This creates a unique potential profile at the interface: Li (0 V) | Lithiated PB (~3.07 V) | LATP (Ti4+/Ti3+ at ~2.34 V). During battery operation, lithium is oxidized at the anode, and Li+ ions travel through the PB layer into the LATP. However, electrons face a critical barrier. The lithiated PB, having a redox potential of ~3.07 V, is thermodynamically incapable of being oxidized by the LATP’s Ti4+ ions, which have a lower reduction potential of ~2.34 V. Consequently, electron transfer from the PB layer into the LATP bulk is effectively blocked. The PB layer thus acts as an “electron filter,” permitting the passage of Li+ ions while electronically insulating the LATP from the reducing environment of the lithium metal. This mechanism fundamentally suppresses the reduction degradation of LATP, which is the root cause of instability in unmodified Li/LATP interfaces for solid-state batteries.

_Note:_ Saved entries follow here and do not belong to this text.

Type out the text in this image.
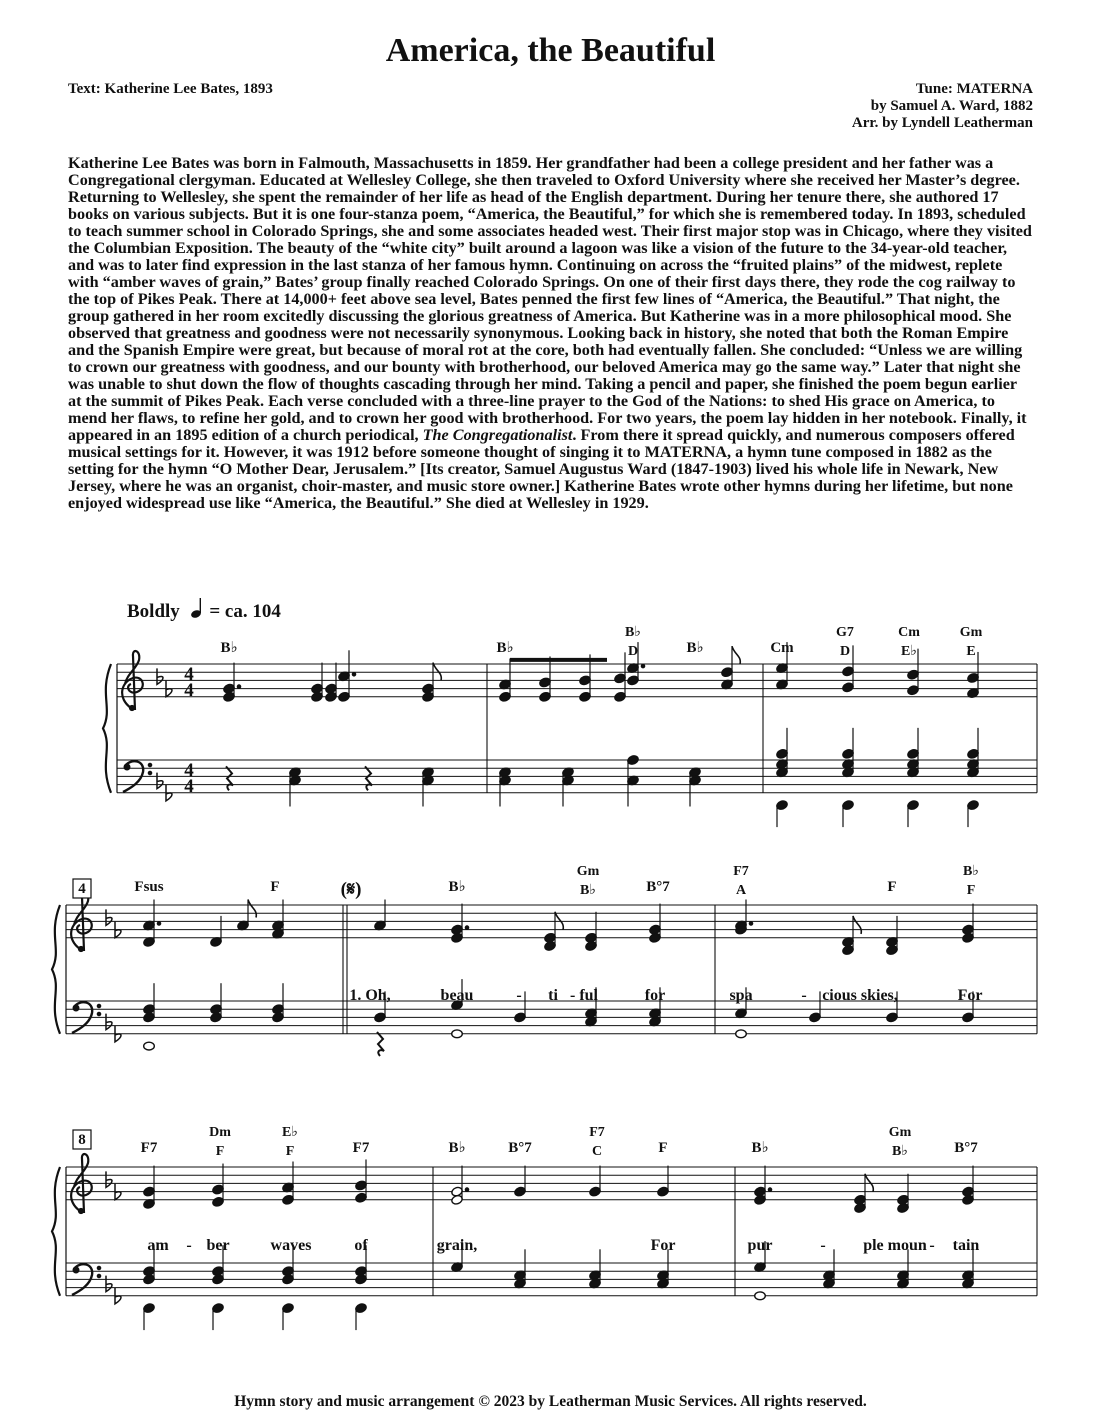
America, the Beautiful
Text: Katherine Lee Bates, 1893	Tune: MATERNA
by Samuel A. Ward, 1882
Arr. by Lyndell Leatherman
Katherine Lee Bates was born in Falmouth, Massachusetts in 1859. Her grandfather had been a college president and her father was a Congregational clergyman. Educated at Wellesley College, she then traveled to Oxford University where she received her Master’s degree. Returning to Wellesley, she spent the remainder of her life as head of the English department. During her tenure there, she authored 17 books on various subjects. But it is one four-stanza poem, “America, the Beautiful,” for which she is remembered today. In 1893, scheduled to teach summer school in Colorado Springs, she and some associates headed west. Their first major stop was in Chicago, where they visited the Columbian Exposition. The beauty of the “white city” built around a lagoon was like a vision of the future to the 34-year-old teacher, and was to later find expression in the last stanza of her famous hymn. Continuing on across the “fruited plains” of the midwest, replete with “amber waves of grain,” Bates’ group finally reached Colorado Springs. On one of their first days there, they rode the cog railway to the top of Pikes Peak. There at 14,000+ feet above sea level, Bates penned the first few lines of “America, the Beautiful.” That night, the group gathered in her room excitedly discussing the glorious greatness of America. But Katherine was in a more philosophical mood. She observed that greatness and goodness were not necessarily synonymous. Looking back in history, she noted that both the Roman Empire and the Spanish Empire were great, but because of moral rot at the core, both had eventually fallen. She concluded: “Unless we are willing to crown our greatness with goodness, and our bounty with brotherhood, our beloved America may go the same way.” Later that night she was unable to shut down the flow of thoughts cascading through her mind. Taking a pencil and paper, she finished the poem begun earlier at the summit of Pikes Peak. Each verse concluded with a three-line prayer to the God of the Nations: to shed His grace on America, to mend her flaws, to refine her gold, and to crown her good with brotherhood. For two years, the poem lay hidden in her notebook. Finally, it appeared in an 1895 edition of a church periodical, The Congregationalist. From there it spread quickly, and numerous composers offered musical settings for it. However, it was 1912 before someone thought of singing it to MATERNA, a hymn tune composed in 1882 as the setting for the hymn “O Mother Dear, Jerusalem.” [Its creator, Samuel Augustus Ward (1847-1903) lived his whole life in Newark, New Jersey, where he was an organist, choir-master, and music store owner.] Katherine Bates wrote other hymns during her lifetime, but none enjoyed widespread use like “America, the Beautiful.” She died at Wellesley in 1929.
Boldly = ca. 104
4
8
4
4
4
4
B♭	B♭
B♭
D	B♭	Cm
G7
D
Cm
E♭
Gm
E
Fsus	F	B♭
Gm
B♭	B°7
F7
A	F
B♭
F
F7
Dm
F
E♭
F	F7	B♭	B°7
F7
C	F	B♭
Gm
B♭	B°7
(𝄋)
1. Oh,	beau	- ti - ful	for	spa	- cious skies,	For
am - ber	waves	of	grain,	For	pur	- ple moun - tain
Hymn story and music arrangement © 2023 by Leatherman Music Services. All rights reserved.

Additionally, the rigid and porous MOF structure of PB ensures intimate contact with both the rigid LATP ceramic and the soft lithium metal. Upon initial lithiation, the PB layer becomes more lithophilic, further improving wettability and contact. Its structural stability upon cycling prevents pore formation and maintains a continuous ion-conduction pathway.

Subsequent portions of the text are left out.